Fakta tentang Kitab Perjanjian Baru, kemungkinan lebih dikenal. Sebagaimana jelas tertulis di dalamnya, Kisah para Rasul, Surat-surat dan Kitab Wahyu merupakan teks yang dituliskan atau didiktekan. Sedangkan untuk keempat Injil, transisi dari perkataan mulut menjadi kitab terjadi dalam waktu yang berbeda, untuk alasan yang berbeda dan dalam keadaan yang berbeda. Kesaksian Papias mengatakan demikian: “Matius adalah yang pertama menuliskan perkataan Tuhan dalam bahasa Ibrani.” Maka diperkirakan Rasul Matius yang dulunya adalah pemungut cukai, adalah yang pertama menuliskan Injilnya, di sekitar tahun 50-an dengan bahasa Aram. Segera setelah itu, St. Petrus, yang saat itu di Roma, diikuti oleh Markus, seorang muda Yahudi yang mengenal bahasa Yunani. Dengan mendengarkan Rasul Petrus, Markus menulis apa yang didengarnya, dan membandingkan catatannya dengan bantuan ingatan banyak orang/ saksi pada saat itu, dan di tahun 55-62 menuliskan Injilnya.  Injil Markus ini ditulis dalam bahasa Yunani popular dan ditujukan untuk umat Kristen golongan bawah di Roma. Pada saat yang bersamaan, Lukas, seorang tabib/ dokter yang terpelajar yang menjadi teman seperjalanan Rasul Paulus tiba di Roma. Ia telah belajar banyak dari Rasul Paulus dan sepanjang waktu ia tinggal di Yerusalem telah mengumpulkan informasi langsung dari para saksi, termasuk kemungkinan dari Bunda Maria sendiri. Lukas lalu menuliskan Injilnya dalam bahasa Yunani yang sempurna dan ditujukan pertama-tama kepada orang-orang yang terpelajar yang ada disekitar Rasul Paulus. Kitab Injil-injil Yunani ini kemudian mulai dikenal orang, dan Rasul Matius juga kemudian menerjemahkan Injilnya dari bahasa Aram ke bahasa Yunani, kemungkinan sekitar tahun 64-68. Sedangkan Injil yang keempat, dari Rasul Yohanes, ditulis di Efesus setelah ketiga Injil yang lain ditulis. Injil Yohanes merupakan campuran antara kenangan, dokumentasi dan permenungan spiritual dan biasanya diperkirakan ditulis pada akhir abad pertama, kemungkinan sekitar 96-98. Urutan penulisan Injil sedemikian: Matius, Markus, Lukas dan Yohanes, dicatat dalam kesaksian St. Irenaeus, murid St. Polycarpus yang adalah murid Rasul Yohanes.[3]

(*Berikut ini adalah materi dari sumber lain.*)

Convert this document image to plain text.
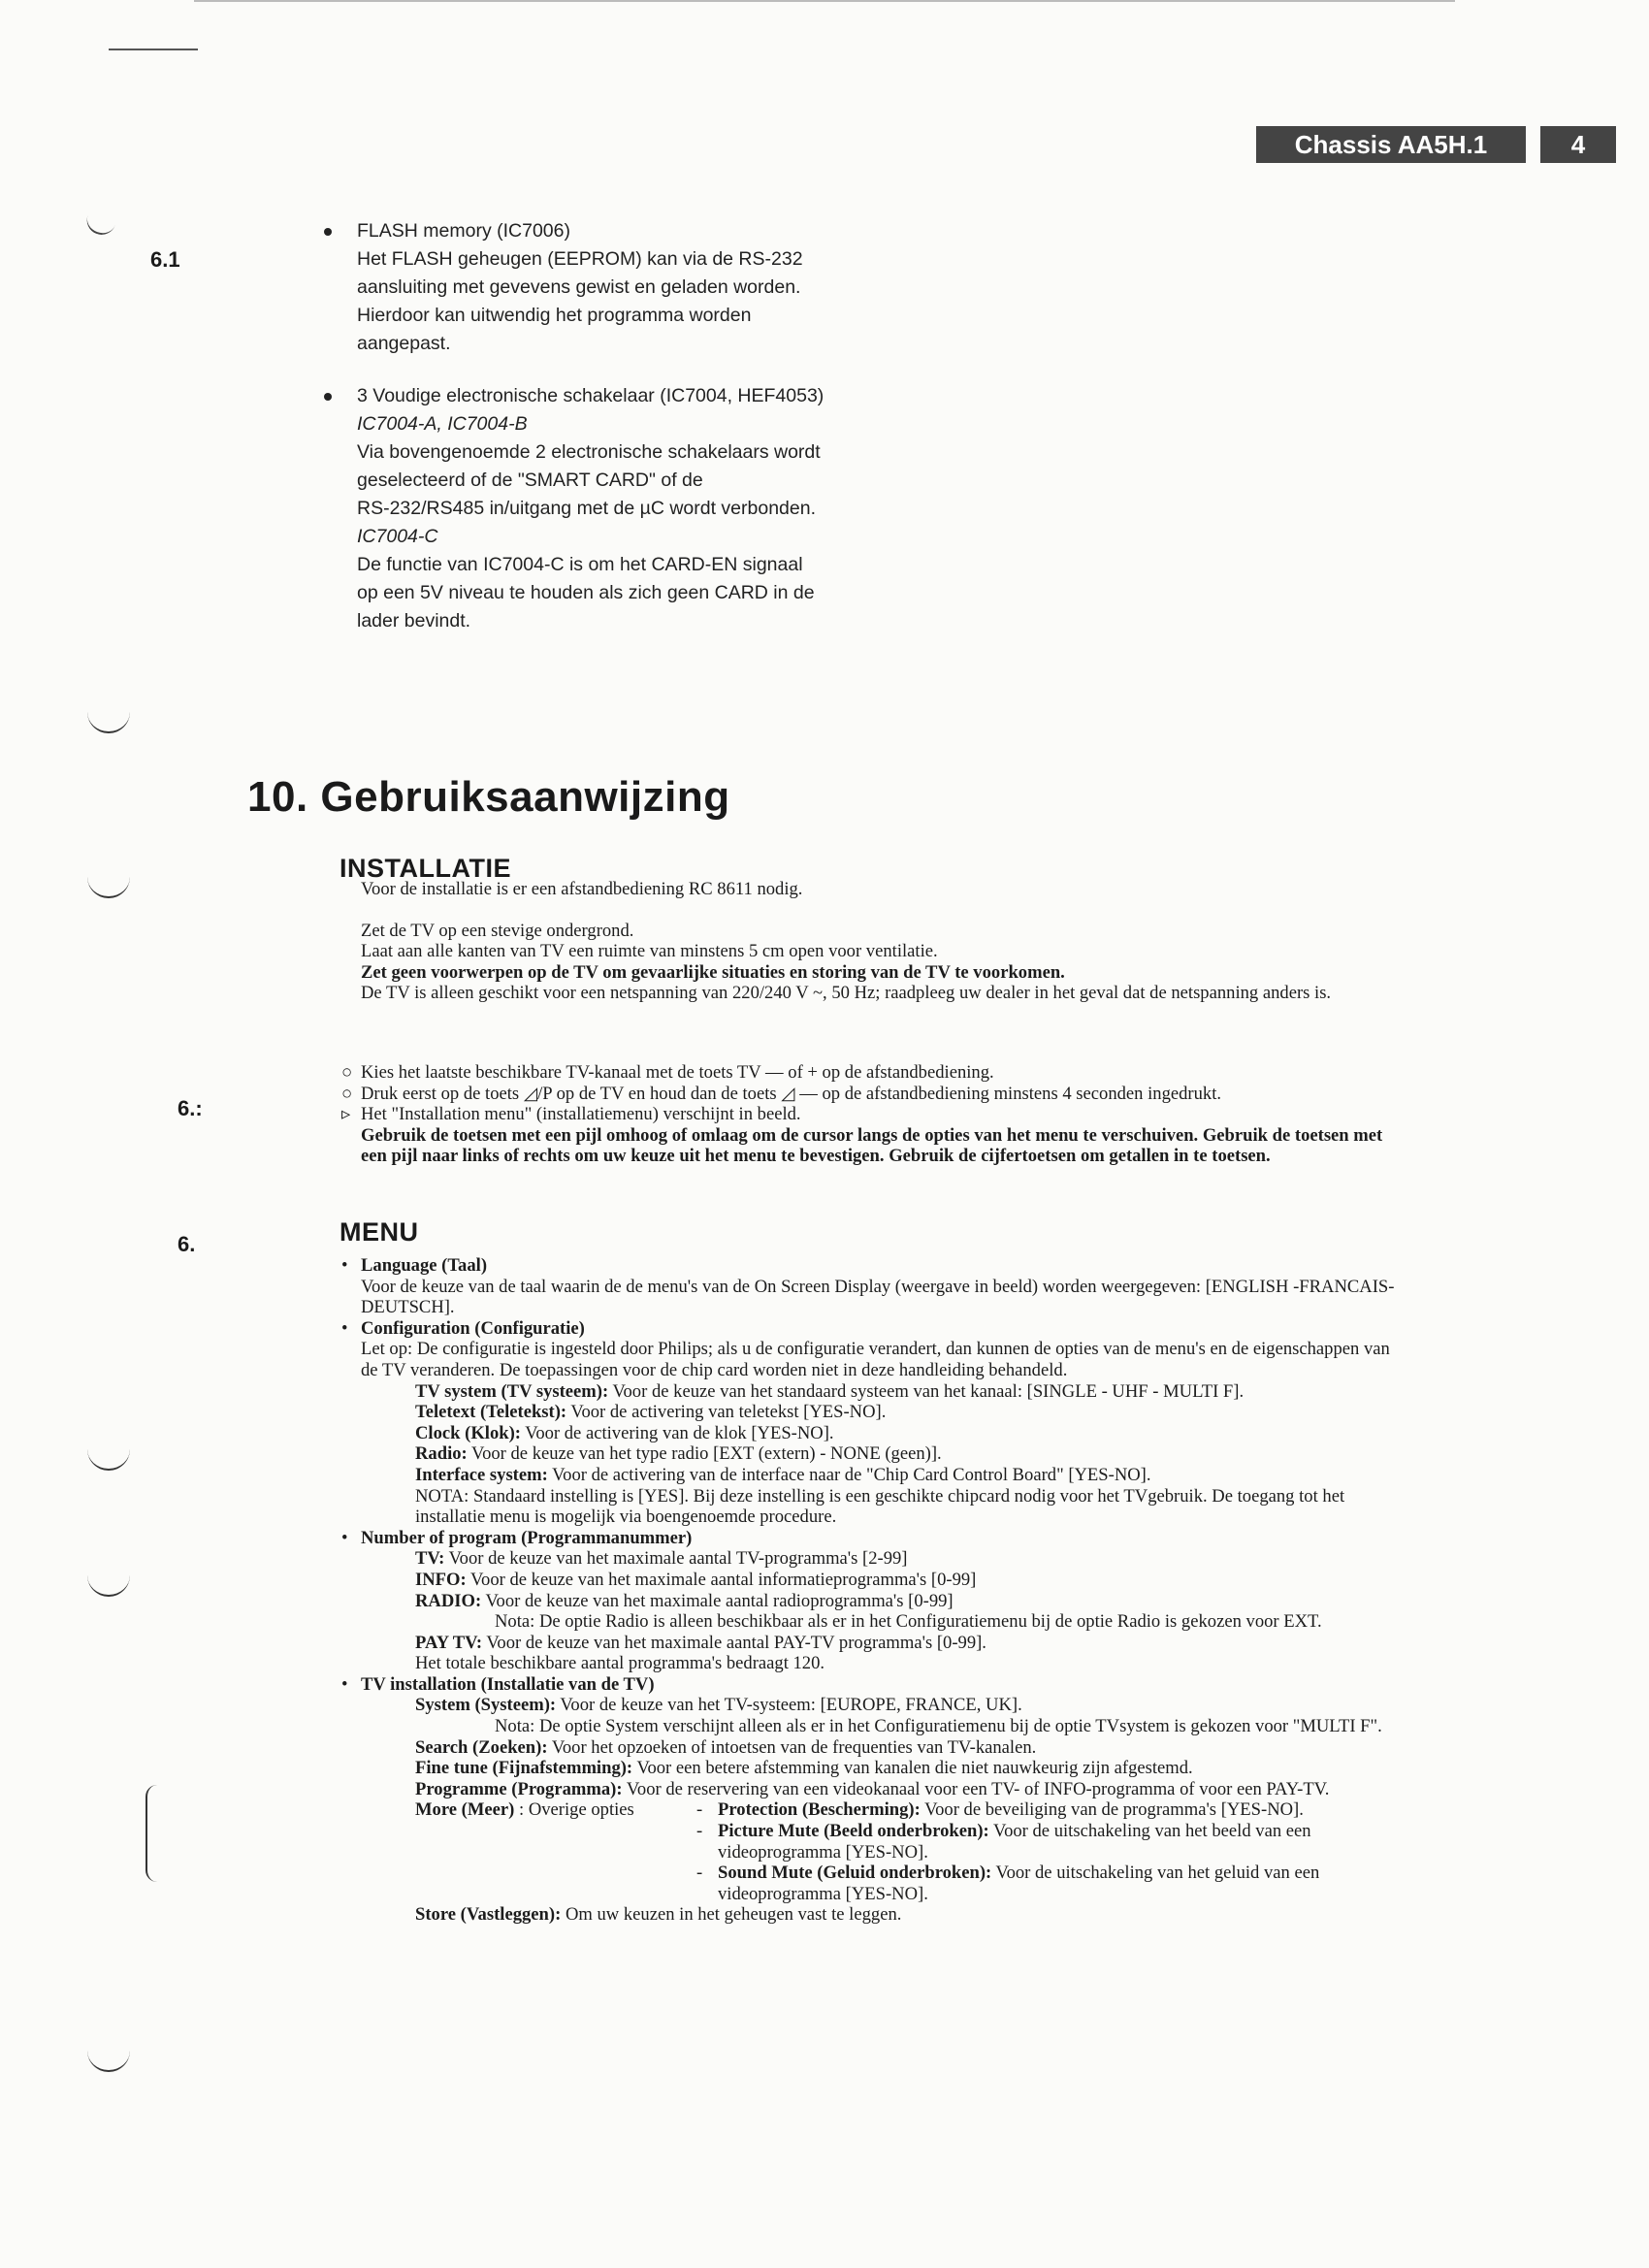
Chassis AA5H.1	4
6.1
6.:
6.
FLASH memory (IC7006)
Het FLASH geheugen (EEPROM) kan via de RS-232
aansluiting met gevevens gewist en geladen worden.
Hierdoor kan uitwendig het programma worden
aangepast.
3 Voudige electronische schakelaar (IC7004, HEF4053)
IC7004-A, IC7004-B
Via bovengenoemde 2 electronische schakelaars wordt
geselecteerd of de "SMART CARD" of de
RS-232/RS485 in/uitgang met de µC wordt verbonden.
IC7004-C
De functie van IC7004-C is om het CARD-EN signaal
op een 5V niveau te houden als zich geen CARD in de
lader bevindt.
10. Gebruiksaanwijzing
INSTALLATIE

Voor de installatie is er een afstandbediening RC 8611 nodig.

Zet de TV op een stevige ondergrond.

Laat aan alle kanten van TV een ruimte van minstens 5 cm open voor ventilatie.

Zet geen voorwerpen op de TV om gevaarlijke situaties en storing van de TV te voorkomen.

De TV is alleen geschikt voor een netspanning van 220/240 V ~, 50 Hz; raadpleeg uw dealer in het geval dat de netspanning anders is.

○ Kies het laatste beschikbare TV-kanaal met de toets TV — of + op de afstandbediening.
○ Druk eerst op de toets ◿/P op de TV en houd dan de toets ◿ — op de afstandbediening minstens 4 seconden ingedrukt.
▹ Het "Installation menu" (installatiemenu) verschijnt in beeld.
Gebruik de toetsen met een pijl omhoog of omlaag om de cursor langs de opties van het menu te verschuiven. Gebruik de toetsen met een pijl naar links of rechts om uw keuze uit het menu te bevestigen. Gebruik de cijfertoetsen om getallen in te toetsen.
MENU
• Language (Taal)
Voor de keuze van de taal waarin de de menu's van de On Screen Display (weergave in beeld) worden weergegeven: [ENGLISH -FRANCAIS-DEUTSCH].
• Configuration (Configuratie)
Let op: De configuratie is ingesteld door Philips; als u de configuratie verandert, dan kunnen de opties van de menu's en de eigenschappen van de TV veranderen. De toepassingen voor de chip card worden niet in deze handleiding behandeld.
TV system (TV systeem): Voor de keuze van het standaard systeem van het kanaal: [SINGLE - UHF - MULTI F].
Teletext (Teletekst): Voor de activering van teletekst [YES-NO].
Clock (Klok): Voor de activering van de klok [YES-NO].
Radio: Voor de keuze van het type radio [EXT (extern) - NONE (geen)].
Interface system: Voor de activering van de interface naar de "Chip Card Control Board" [YES-NO].
NOTA: Standaard instelling is [YES]. Bij deze instelling is een geschikte chipcard nodig voor het TVgebruik. De toegang tot het installatie menu is mogelijk via boengenoemde procedure.
• Number of program (Programmanummer)
TV: Voor de keuze van het maximale aantal TV-programma's [2-99]
INFO: Voor de keuze van het maximale aantal informatieprogramma's [0-99]
RADIO: Voor de keuze van het maximale aantal radioprogramma's [0-99]
Nota: De optie Radio is alleen beschikbaar als er in het Configuratiemenu bij de optie Radio is gekozen voor EXT.
PAY TV: Voor de keuze van het maximale aantal PAY-TV programma's [0-99].
Het totale beschikbare aantal programma's bedraagt 120.
• TV installation (Installatie van de TV)
System (Systeem): Voor de keuze van het TV-systeem: [EUROPE, FRANCE, UK].
Nota: De optie System verschijnt alleen als er in het Configuratiemenu bij de optie TVsystem is gekozen voor "MULTI F".
Search (Zoeken): Voor het opzoeken of intoetsen van de frequenties van TV-kanalen.
Fine tune (Fijnafstemming): Voor een betere afstemming van kanalen die niet nauwkeurig zijn afgestemd.
Programme (Programma): Voor de reservering van een videokanaal voor een TV- of INFO-programma of voor een PAY-TV.
More (Meer) : Overige opties	- Protection (Bescherming): Voor de beveiliging van de programma's [YES-NO].
- Picture Mute (Beeld onderbroken): Voor de uitschakeling van het beeld van een videoprogramma [YES-NO].
- Sound Mute (Geluid onderbroken): Voor de uitschakeling van het geluid van een videoprogramma [YES-NO].
Store (Vastleggen): Om uw keuzen in het geheugen vast te leggen.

Dalam bahasa apa Kitab Suci ditulis?

Secara umum terdapat tiga bahasa asli Kitab Suci:

1. Bahasa Ibrani, digunakan dalam kitab-kitab yang berasal dari tradisi Yahudi. Penemuan Dead Sea Scroll semakin memperkuat hal itu. Komunitas Essenes masih menggunakan bahasa Ibrani dalam naskah kitab-kitab mereka.

2. Bahasa Aram, yang berkaitan dengan bahasa Semitik, yaitu dialek bahasa Ibrani sehari-hari. Kitab yang ditulis dalam bahasa Aram adalah Injil Matius yang mula-mula, beberapa kitab Esdras (Ezra), Daniel dan Yeremia.

3. Bahasa Yunani, yang telah digunakan di zaman sesaat sebelum zaman Kristus -seperti yang digunakan dalam Kitab kedua Makabe dan Kebijaksanaan Salomo- dan juga di zaman Kristus dan setelahnya, sehingga kemudian kitab-kitab Kristiani di abad-abad awal ditulis dalam bahasa Yunani.

Cara penulisan Kitab Suci juga berbeda-beda dari abad yang berbeda. Tulisan Ibrani kuno tidak sama dengan tulisan Ibrani di zaman sekarang. Dalam tulisan Ibrani kuno tidak ada tanda-tanda dan titik yang menunjukkan adanya huruf hidup. Sedangkan tulisan Yunani dalam teks-teks Kitab Suci lebih mirip dengan tulisan Yunani yang dikenal sekarang, hanya saja pada teks asli tersebut, para penyalin tidak menyisakan spasi ataupun pemenggalan, sehingga sering menimbulkan kesulitan tersendiri untuk membacanya, ataupun untuk menurunkannya ke abad-abad berikutnya.

Pada bahan apa Kitab Suci yang asli ditulis?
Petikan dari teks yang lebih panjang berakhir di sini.